The line was modernised for maximum speeds of up to 160 km/h as part of German Unity Transport Project No. 1 and was originally planned to be completed by 2002. This upgrade, however, has not yet been completed. The Ventschow–Blankenberg and Warnow–Schwaan (to the station's southern exit) sections were first upgraded to 160 km/h. At the end of 2008 this was followed by the section between Blankenberg and Warnow (together with the bridge in Warnow). Now nearly 45 km of the 71 km line can be operated at 160 km/h.

==Current operations ==
The whole line is operated by Regional-Express trains on the Rostock–Hamburg route (Hanseexpress) every two hours. On the Bad Kleinen–Schwerin–Holthusen section, it is also served every the two hours by Intercity (IC) trains on the (Binz–) Stralsund–Rostock–Schwerin–Hamburg route and continuing to western or south western Germany.
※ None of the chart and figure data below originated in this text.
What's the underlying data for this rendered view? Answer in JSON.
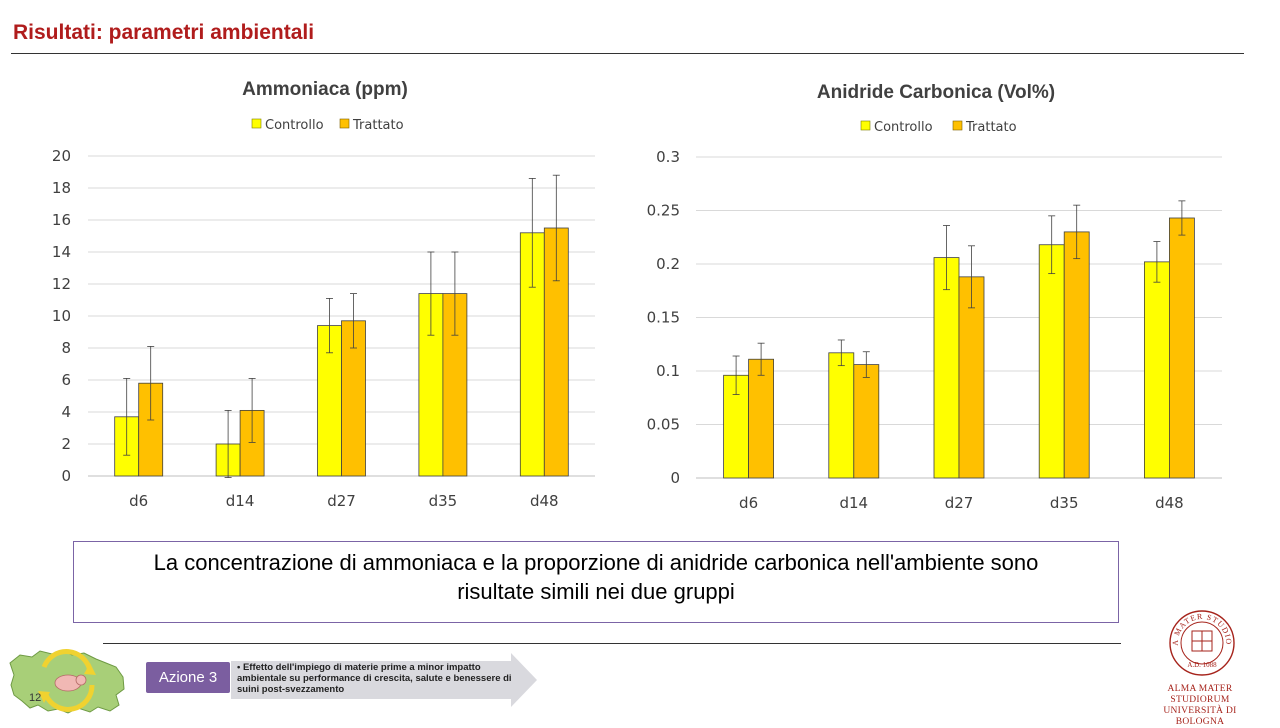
{
  "slide_title": "Risultati: parametri ambientali",
  "colors": {
    "title": "#b01c1c",
    "controllo": "#ffff00",
    "trattato": "#ffc000",
    "box_border": "#7b64a6",
    "badge": "#7b5ea0",
    "unibo": "#a6231b"
  },
  "chart_data": [
    {
      "type": "bar",
      "title": "Ammoniaca (ppm)",
      "categories": [
        "d6",
        "d14",
        "d27",
        "d35",
        "d48"
      ],
      "series": [
        {
          "name": "Controllo",
          "values": [
            3.7,
            2.0,
            9.4,
            11.4,
            15.2
          ],
          "errors": [
            2.4,
            2.1,
            1.7,
            2.6,
            3.4
          ],
          "color": "#ffff00"
        },
        {
          "name": "Trattato",
          "values": [
            5.8,
            4.1,
            9.7,
            11.4,
            15.5
          ],
          "errors": [
            2.3,
            2.0,
            1.7,
            2.6,
            3.3
          ],
          "color": "#ffc000"
        }
      ],
      "yticks": [
        "0",
        "2",
        "4",
        "6",
        "8",
        "10",
        "12",
        "14",
        "16",
        "18",
        "20"
      ],
      "ylim": [
        0,
        20
      ],
      "grid": true,
      "legend": "top"
    },
    {
      "type": "bar",
      "title": "Anidride Carbonica (Vol%)",
      "categories": [
        "d6",
        "d14",
        "d27",
        "d35",
        "d48"
      ],
      "series": [
        {
          "name": "Controllo",
          "values": [
            0.096,
            0.117,
            0.206,
            0.218,
            0.202
          ],
          "errors": [
            0.018,
            0.012,
            0.03,
            0.027,
            0.019
          ],
          "color": "#ffff00"
        },
        {
          "name": "Trattato",
          "values": [
            0.111,
            0.106,
            0.188,
            0.23,
            0.243
          ],
          "errors": [
            0.015,
            0.012,
            0.029,
            0.025,
            0.016
          ],
          "color": "#ffc000"
        }
      ],
      "yticks": [
        "0",
        "0.05",
        "0.1",
        "0.15",
        "0.2",
        "0.25",
        "0.3"
      ],
      "ylim": [
        0,
        0.3
      ],
      "grid": true,
      "legend": "top"
    }
  ],
  "conclusion": {
    "line1": "La concentrazione di ammoniaca e la proporzione di anidride carbonica nell'ambiente sono",
    "line2": "risultate simili nei due gruppi"
  },
  "footer": {
    "page_number": "12",
    "azione_label": "Azione 3",
    "azione_text": "Effetto dell'impiego di materie prime a minor impatto ambientale su performance di crescita, salute e benessere di suini post-svezzamento",
    "university_line1": "ALMA MATER STUDIORUM",
    "university_line2": "UNIVERSITÀ DI BOLOGNA",
    "seal_motto": "ALMA MATER STUDIORUM",
    "seal_year": "A.D. 1088"
  }
}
Almost all IC trains on the line stop in Rostock and Bützow, while Regional-Express trains also stop in Schwaan, Blankenberg, Ventschow and Bad Kleinen. Between Bützow and Bad Kleinen Regional-Express services also operate, every two hours, on the Szczecin–Lubeck route, stopping in Blankenberg and Ventschow. The Rostock–Schwaan section is also used by Rostock S-Bahn trains (stopping at all stations) and Rostock–Berlin trains (not stopping at the minor stations on this line). With the timetable change in December 2008, the Bad Kleinen station was largely abandoned as an IC stop. Only one early morning IC train to Hamburg as well as an IC between Leipzig and Warnemünde still stop there.